Quality of life index puts Maryland 12th, behind Virginia and Delaware

By Meg Tully


Chesapeake Bay satellite image. Photo by University of Maryland Center for Environmental Science

Photo by University of Maryland Center for Environmental Science

Maryland ranks 12th for overall quality of life out of the 50 states, according to a report released this week.

The study, published by the nonprofit, nonpartisan collaborative encyclopedia Ballotpedia, examined 19 different indices to determine quality of life from 1992 to 2012.

Neighboring states Virginia and Delaware both made the Top 10 rankings for overall quality of life, with Virginia at 7 and Delaware at 10. The state with the highest aggregate ranking was New Hampshire, and the worst performing state was Mississippi.

Virginia’s business record puts it above Maryland

Geoff Pallay, lead author of the study, said that Virginia and Maryland were similar in most data sets but Virginia outranked Maryland in best business surveys put out each year by publications like Forbes and CNBC.

“In all four of those different rankings, Maryland was out of the top 10 every year and actually for three of them it was in the 30s or the 40s,” Pallay said.

The only exception, he noted, was Maryland ranked 9th in the 2010 24/7 Wall Street Best/Worst Governed States.

In contrast, Virginia ranked in the first three spots for Forbes and CNBC’s rankings every year since 2006.

Maryland’s ranking increased during study period

Maryland was among five states that saw increases in rankings of more than 40% from the first half of the study to the second half.

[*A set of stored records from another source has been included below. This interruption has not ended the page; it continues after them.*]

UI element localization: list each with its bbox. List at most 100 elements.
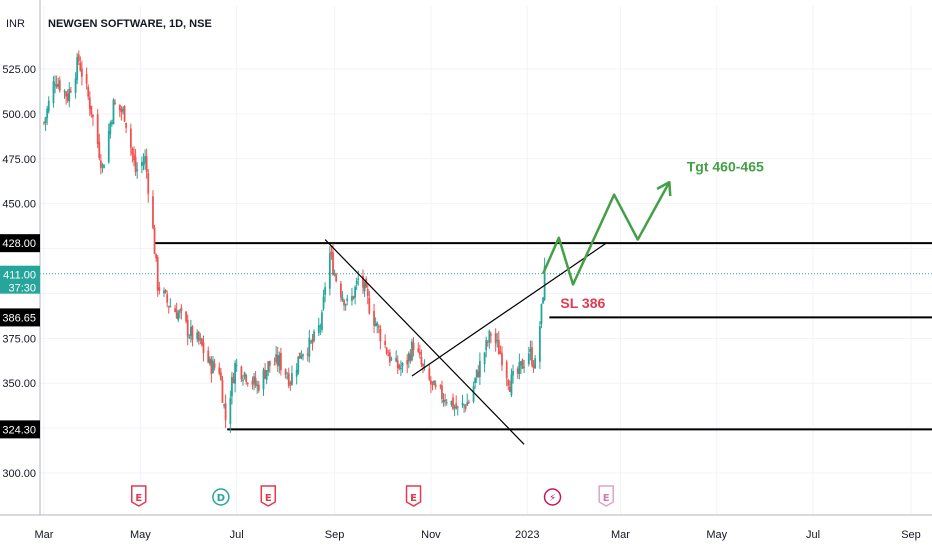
candle <box>251 376 254 390</box>
candle-body <box>319 326 322 328</box>
candle-body <box>180 307 183 312</box>
candle <box>208 356 211 366</box>
candle-body <box>368 298 371 314</box>
candle-body <box>313 331 315 341</box>
candle <box>287 367 290 389</box>
candle-body <box>387 355 390 357</box>
price-badge-value: 386.65 <box>2 312 36 324</box>
candle-body <box>87 87 90 97</box>
trendline <box>411 242 607 377</box>
candle-body <box>538 326 541 362</box>
event-marker-earnings[interactable]: E <box>260 485 277 507</box>
event-marker-label: E <box>265 493 272 504</box>
time-axis[interactable]: Mar May Jul Sep Nov 2023 Mar May Jul Sep <box>0 514 932 541</box>
candle <box>218 362 221 376</box>
candle <box>81 60 83 86</box>
candle-body <box>112 99 115 125</box>
candle <box>418 344 421 359</box>
candle-body <box>256 384 259 387</box>
candle-body <box>298 352 301 359</box>
price-badge-level[interactable]: 386.65 <box>0 308 40 327</box>
candle-body <box>254 377 257 386</box>
candle <box>201 337 203 347</box>
price-badge-level[interactable]: 428.00 <box>0 234 40 253</box>
event-marker-shape <box>260 485 277 507</box>
candle-body <box>219 372 222 380</box>
candle-body <box>379 328 382 342</box>
candle-body <box>208 358 211 364</box>
candle <box>332 243 334 276</box>
candle <box>309 339 312 345</box>
candle-body <box>284 369 287 375</box>
candle <box>58 76 61 93</box>
horizontal-levels <box>40 242 932 431</box>
candle <box>123 105 126 123</box>
candle <box>246 382 249 387</box>
candle <box>354 285 357 305</box>
candle <box>131 147 134 163</box>
price-axis[interactable]: 525.00 500.00 475.00 450.00 375.00 350.00 300.… <box>0 0 41 515</box>
candle <box>112 98 115 125</box>
event-markers[interactable]: E D E E ⚡ E <box>131 485 614 507</box>
candle <box>262 367 265 396</box>
candle <box>63 89 66 99</box>
candle <box>235 358 238 372</box>
candle-body <box>229 398 232 424</box>
candle-body <box>516 368 519 374</box>
x-tick-label: Mar <box>35 529 54 541</box>
event-marker-split[interactable]: ⚡ <box>543 488 562 506</box>
projection-arrowhead <box>656 180 672 197</box>
candle <box>352 295 355 300</box>
candle <box>120 105 123 121</box>
candle <box>395 350 398 363</box>
candle <box>466 393 469 406</box>
event-marker-earnings[interactable]: E <box>131 485 147 507</box>
candle <box>322 289 325 311</box>
candle-body <box>344 304 347 306</box>
candle-body <box>518 362 521 375</box>
symbol-title: NEWGEN SOFTWARE, 1D, NSE <box>48 18 212 30</box>
candle-body <box>450 400 453 405</box>
candle <box>136 162 139 179</box>
candle-body <box>279 352 282 371</box>
candle-body <box>88 97 91 110</box>
candle-body <box>46 108 49 119</box>
candle <box>396 355 399 375</box>
candle <box>450 400 453 407</box>
candle <box>523 360 525 374</box>
price-badge-countdown: 37:30 <box>8 283 36 295</box>
candle-body <box>373 311 375 326</box>
candle <box>298 352 301 359</box>
candle-body <box>123 105 126 122</box>
x-tick-label: May <box>706 529 727 541</box>
candle <box>175 302 178 319</box>
candle-body <box>120 108 123 113</box>
candle <box>133 146 135 167</box>
price-badge-bg <box>0 234 40 253</box>
candle <box>374 317 377 327</box>
event-marker-dividend[interactable]: D <box>212 488 230 506</box>
candle-body <box>178 310 181 313</box>
candle <box>221 375 224 404</box>
price-badge-level[interactable]: 324.30 <box>0 420 40 439</box>
candle-body <box>118 104 121 111</box>
candle <box>431 381 434 391</box>
candle-body <box>464 405 467 409</box>
candle <box>191 325 194 347</box>
event-marker-earnings[interactable]: E <box>405 485 422 507</box>
candle <box>134 148 137 176</box>
event-marker-earnings-future[interactable]: E <box>598 485 614 507</box>
candle-body <box>196 332 199 340</box>
event-marker-label: E <box>135 493 142 504</box>
candle <box>141 156 143 174</box>
candle-body <box>409 354 412 361</box>
candle-body <box>505 361 508 379</box>
candle <box>180 304 183 320</box>
candle <box>275 345 278 365</box>
candle-body <box>467 401 470 403</box>
candles <box>43 50 546 433</box>
candle-body <box>207 350 210 363</box>
candle-body <box>129 128 132 148</box>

Maryland increased from 19.8 to 11.18.

Some of the data examined included: the poverty rate, best states for business as ranked by Forbes, real GDP per capita, unemployment rate, voter turnout and high school graduation rate.

Pallay said that there are regional externalities that contribute to quality of life, such as a regional economy or even better weather.

“By including so many indices, we’re hoping to cancel out the regional bias factor,” he said.

The report also aimed to get a big picture look by incorporating so much data and well-respected rankings, he said.

Maryland scored especially well in the state credit ranking category because the state maintained the highest possible credit rating for each of the 12 years an S&P credit rating was available. It tied with Delaware, Georgia, Missouri, North Carolina, Utah and North Carolina for top slot in the credit rating category.

Third part of study will overlay quality of life with state political trends

The quality of life ranking is the second part in a three-part series published on Ballotpedia that will examine how partisan politics contribute to quality of life.

The third part, expected to be published in July, will overlay quality of life with partisan trends in the states.

“We’re interested to see what kind of correlations we can find between what partisanship and different trends lead to better outcomes for various states,” Pallay said.

Ballotpedia is published by the Lucy Burns Institute, a non-profit organization whose mission includes connecting people to politics and promoting free and open information.